The Odontoblasts are tooth-forming mesenchymal cells of the dentition and secrete so-called predentin to dentinize the teeth. After the teeth have formed, they maintain the teeth and repair them in the event of chewing and tooth decay. In the case of avitaminoses such as vitamin C deficiency, irreversible degeneration of the cells often occurs.
What are Odontoblasts?
With the milk teeth and the change of teeth, two tooth formation processes take place in the human organism. The odontoblasts play an important role in these processes. These are highly specialized cells in tooth tissue.
They are of mesenchymal origin and develop from the ectodermal neural crest. After their differentiation, the cells play a key role in the formation of teeth. They produce predentin, which is known as the organic precursor of dentin, for a lifetime. In terms of tooth development, the formation of dentin is referred to as dentinization or dentinogenesis. Odontoblasts provide the necessary material for this dentinogenesis.
As cells of the mesenchymal connective tissue, they are related to the osteoblasts and fibroblasts. Just as osteoblasts take on bone-building tasks, they also have tooth-forming functions. Apart from the hard enamel, the mesenchyme provides all components of the teeth. Due to their direct connection to the nervous system, odontoblasts also play a decisive role in the sensation of pain in the teeth.
Anatomy & structure
During tooth formation, the epithelial cells in Hertwig's vagina initiate the formation of osteoblasts. They cause the cells of the adjacent mesenchyme to differentiate. This is how odontoblasts develop from the mesenchymal cells.

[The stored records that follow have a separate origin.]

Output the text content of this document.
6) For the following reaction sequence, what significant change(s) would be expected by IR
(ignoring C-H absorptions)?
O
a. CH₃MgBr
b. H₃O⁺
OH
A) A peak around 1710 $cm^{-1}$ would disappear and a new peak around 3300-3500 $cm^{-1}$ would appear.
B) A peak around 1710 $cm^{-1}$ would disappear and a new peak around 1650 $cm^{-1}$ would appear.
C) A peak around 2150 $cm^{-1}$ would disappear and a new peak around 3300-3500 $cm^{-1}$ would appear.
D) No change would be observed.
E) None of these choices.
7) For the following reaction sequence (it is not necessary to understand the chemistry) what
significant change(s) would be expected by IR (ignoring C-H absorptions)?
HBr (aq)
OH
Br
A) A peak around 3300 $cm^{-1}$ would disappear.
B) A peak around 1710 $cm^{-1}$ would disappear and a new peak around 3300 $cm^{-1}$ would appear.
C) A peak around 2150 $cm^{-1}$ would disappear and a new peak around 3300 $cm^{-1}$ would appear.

The odontoblasts then find themselves in the border area between pulp and dentin. The former mesenchymal cells have a cylindrical shape and a palisade-like arrangement. Because they form dentin throughout their life, the pulp cavity decreases in size with increasing age. The fine cell processes of the odontoblasts are called Tomes fibers. During the formation of dentine, the predentine becomes calcified on these structures, creating dentine tubules. These canals are called Tomes canals and correspond to the fine, hair-like cavities that run through the dentin from the inside out.
The canals are filled by the up to five millimeter long processes of the odontoblasts. Each odontoblast is also in direct contact with free nerve endings.
Function & tasks
Odontoblasts secrete predentin, which is known as the organic precursor of dentin, to form teeth. They are thus significantly involved in odontogenesis. Dentin formation is also known as dentinogenesis. In the course of tooth formation, this process appears as the first recognizable feature of the crown stage. The odontoblasts differentiate themselves from the dental papilla cells and secrete an organic matrix at the later tooth tip, which is close to the inner epithelium.
The matrix consists of collagen fibers with a diameter of up to 0.2 μm. The odontoblasts migrate to the center of the future tooth. There they form offshoots, which is also called the odontoblast process. The offshoot initiates the secretion of hydroxyapatite crystals. The mineralization of the organic matrix begins. The mantle dentine is formed from already existing basic substances of the dental papilla. Primary dentin is created by processes of the odontoblasts. The cells grow in size until extracellular resources can no longer contribute to the organic matrix. Large odontoblasts secrete little collagen and allow structured heterogeneous nuclei to grow.
In addition to the collagen secretion, lipids, phosphoproteins and phospholipids are secreted at this stage. When the tooth formation is complete, the odontoblasts lose their ability to divide. They come to rest in the pulp periphery and maintain the dentin coat of the teeth for the rest of their life by adding secondary and tertiary dentin. Secondary dentin forms significantly more slowly than primary dentin. The formation only takes place after the root formation has been completed. In the immediate vicinity of the crown, development is faster than elsewhere on the tooth. Tertiary dentine is also known as repairing dentine and is reactive to chewing or caries.
You can find your medication here
➔ Medication for toothacheDiseases
Vitamin deficiency can affect the odontoblasts. This is especially true for vitamin C deficiencies. Avitaminosis C is also known as scurvy and used to be common among sea travelers without a balanced range of foods.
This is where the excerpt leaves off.